Dal testo di Papa Ratzinger nell’incontro con i rappresentanti della scienza nell’Aula Magna dell’Università di Regensburg (12 settembre 2006).

“Ma, naturalmente, l'imperatore conosceva anche le disposizioni, sviluppate successivamente e fissate nel Corano, circa la guerra santa.
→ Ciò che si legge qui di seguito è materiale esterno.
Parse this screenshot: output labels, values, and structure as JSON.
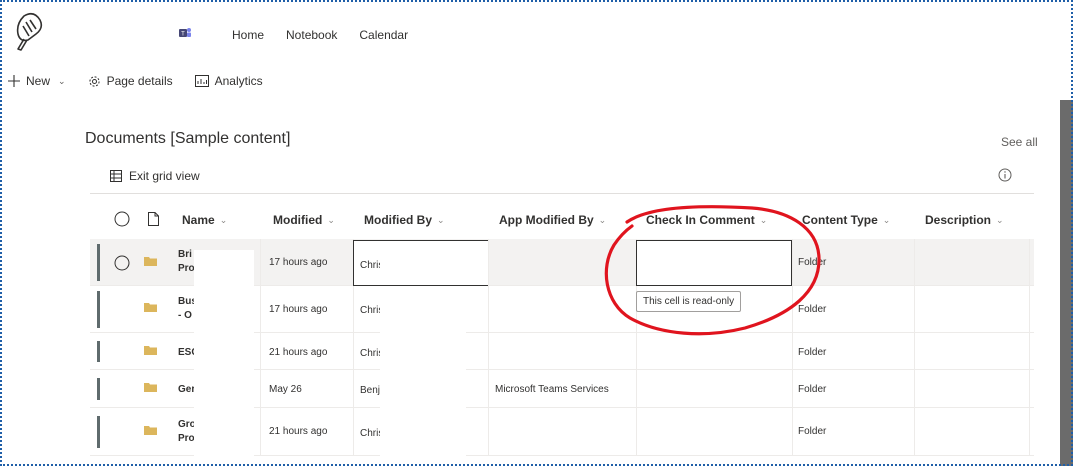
{
  "nav": {
    "home": "Home",
    "notebook": "Notebook",
    "calendar": "Calendar"
  },
  "command_bar": {
    "new": "New",
    "page_details": "Page details",
    "analytics": "Analytics"
  },
  "library": {
    "title": "Documents [Sample content]",
    "see_all": "See all",
    "exit_grid": "Exit grid view",
    "columns": {
      "name": "Name",
      "modified": "Modified",
      "modified_by": "Modified By",
      "app_modified_by": "App Modified By",
      "check_in_comment": "Check In Comment",
      "content_type": "Content Type",
      "description": "Description"
    },
    "rows": [
      {
        "name": "Bri\nPro",
        "modified": "17 hours ago",
        "modified_by": "Chris",
        "app_modified_by": "",
        "content_type": "Folder"
      },
      {
        "name": "Bus\n- O",
        "modified": "17 hours ago",
        "modified_by": "Chris",
        "app_modified_by": "",
        "content_type": "Folder"
      },
      {
        "name": "ESC",
        "modified": "21 hours ago",
        "modified_by": "Chris",
        "app_modified_by": "",
        "content_type": "Folder"
      },
      {
        "name": "Ger",
        "modified": "May 26",
        "modified_by": "Benj",
        "app_modified_by": "Microsoft Teams Services",
        "content_type": "Folder"
      },
      {
        "name": "Gro\nPro",
        "modified": "21 hours ago",
        "modified_by": "Chris",
        "app_modified_by": "",
        "content_type": "Folder"
      }
    ],
    "tooltip": "This cell is read-only"
  },
  "colors": {
    "row_bar": "#5f6b6d",
    "folder": "#dcb65c",
    "annotation": "#e0141e",
    "frame": "#1f5fa8"
  }
}
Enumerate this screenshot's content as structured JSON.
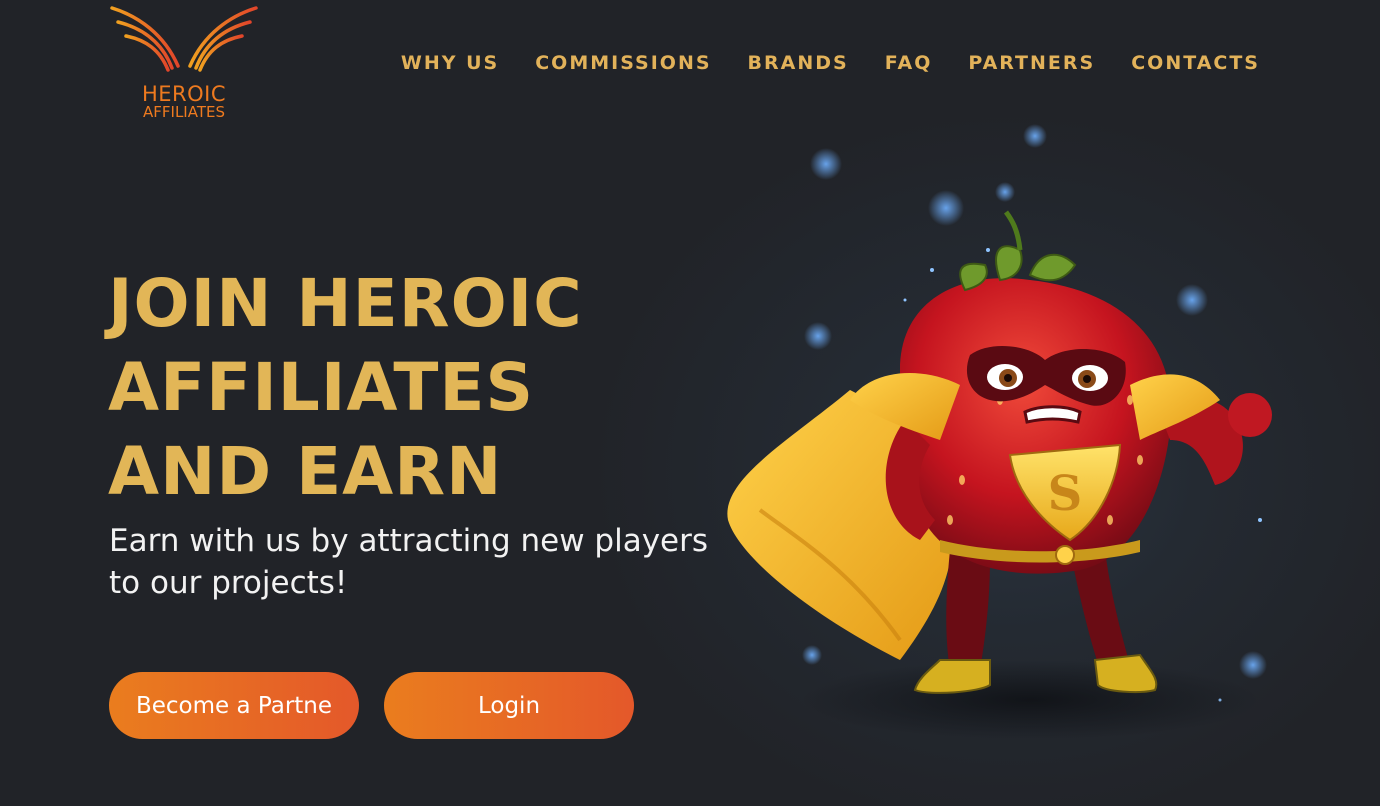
{
  "brand": {
    "name_line1": "HEROIC",
    "name_line2": "AFFILIATES",
    "logo_icon": "wings-icon",
    "accent_color": "#ee7a1f"
  },
  "nav": {
    "items": [
      {
        "label": "WHY US"
      },
      {
        "label": "COMMISSIONS"
      },
      {
        "label": "BRANDS"
      },
      {
        "label": "FAQ"
      },
      {
        "label": "PARTNERS"
      },
      {
        "label": "CONTACTS"
      }
    ],
    "color": "#e2b25a"
  },
  "hero": {
    "headline_lines": [
      "JOIN HEROIC",
      "AFFILIATES",
      "AND EARN"
    ],
    "subtitle_lines": [
      "Earn with us by attracting new players",
      "to our projects!"
    ],
    "primary_button": "Become a Partne",
    "secondary_button": "Login",
    "illustration": "superhero-strawberry-mascot",
    "headline_color": "#e2b657",
    "button_gradient": [
      "#ea7d1e",
      "#e4582a"
    ]
  }
}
Senza soffermarsi sui particolari, come la differenza di trattamento tra coloro che possiedono il "Libro" e gli "increduli", egli, in modo sorprendentemente brusco, brusco al punto da essere per noi inaccettabile, si rivolge al suo interlocutore semplicemente con la domanda centrale sul rapporto tra religione e violenza in genere, dicendo: "Mostrami pure ciò che Maometto ha portato di nuovo, e vi troverai soltanto delle cose cattive e disumane, come la sua direttiva di diffondere per mezzo della spada la fede che egli predicava".[3] L'imperatore, dopo essersi pronunciato in modo così pesante, spiega poi minuziosamente le ragioni per cui la diffusione della fede mediante la violenza è cosa irragionevole. La violenza è in contrasto con la natura di Dio e la natura dell'anima. "Dio non si compiace del sangue - egli dice -, non agire secondo ragione, „σὺν λόγω”, è contrario alla natura di Dio. La fede è frutto dell'anima, non del corpo. Chi quindi vuole condurre qualcuno alla fede ha bisogno della capacità di parlare bene e di ragionare correttamente, non invece della violenza e della minaccia… Per convincere un'anima ragionevole non è necessario disporre né del proprio braccio, né di strumenti per colpire né di qualunque altro mezzo con cui si possa minacciare una persona di morte…" [4]

L'affermazione decisiva in questa argomentazione contro la conversione mediante la violenza è: non agire secondo ragione è contrario alla natura di Dio. [5] L'editore, Theodore Khoury, commenta: per l'imperatore, come bizantino cresciuto nella filosofia greca, quest'affermazione è evidente.”